In his latest example of economic illiteracy and anti-trade nitwitery, Ian Fletcher claims that "Our trade deficit helps Guangdong, Seoul, Yokohama, even Munich – but not Gary, Indiana, Fontana, California, and the other badlands of America’s industrial decline."
Don Boudreaux injects a dose of economic sanity into the debate by reminding Fletcher that "Such a claim reveals its author to be unaware that another name for “U.S. trade deficit” is “U.S. capital-account surplus” – that is, inflows of investment funds into America that supply (directly or indirectly) financing for more capital creation in America."
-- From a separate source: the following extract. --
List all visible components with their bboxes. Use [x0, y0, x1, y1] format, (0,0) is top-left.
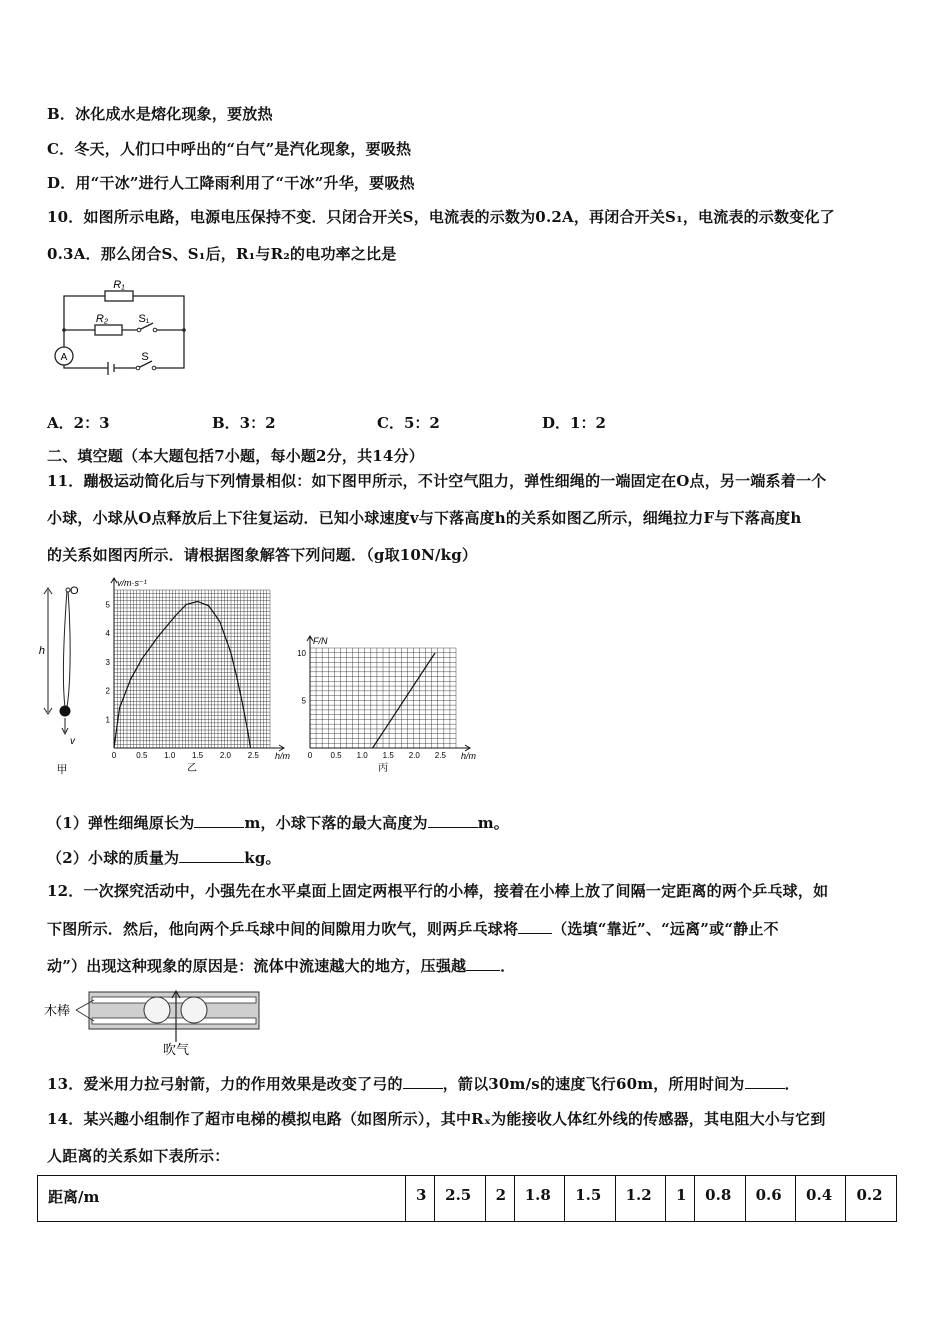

The chart above shows just how significant those foreign capital inflows into the U.S. economy really are, using BEA data on "direct investment" by foreigners. Foreigners are also buying government Treasury securities and other private U.S. securities (stocks, bonds, bank CDs, etc.), but the chart above is showing just the capital inflows into American companies in industries including manufacturing (Toyota, Honda, BMW, etc.), retail trade (IKEA), publishing, telecommunications, finance and insurance, real estate, engineering, mining, utilities, computer systems, construction, hotels, health care, transportation, etc. (see BEA website here for more information).
Bottom Line: As a direct consequence of our trade deficit, foreigners have invested almost $3.5 trillion into the U.S. economy since 1960 in American companies, with about half of that investment occurring in the last decade. Those trillions of dollars of investments in U.S. companies HAVE generated HUGE benefits for the American economy, and are responsible for almost 6 million U.S. jobs for Americans working at Toyota (NYSE:TM), Honda (NYSE:HMC), BMW, IKEA, etc.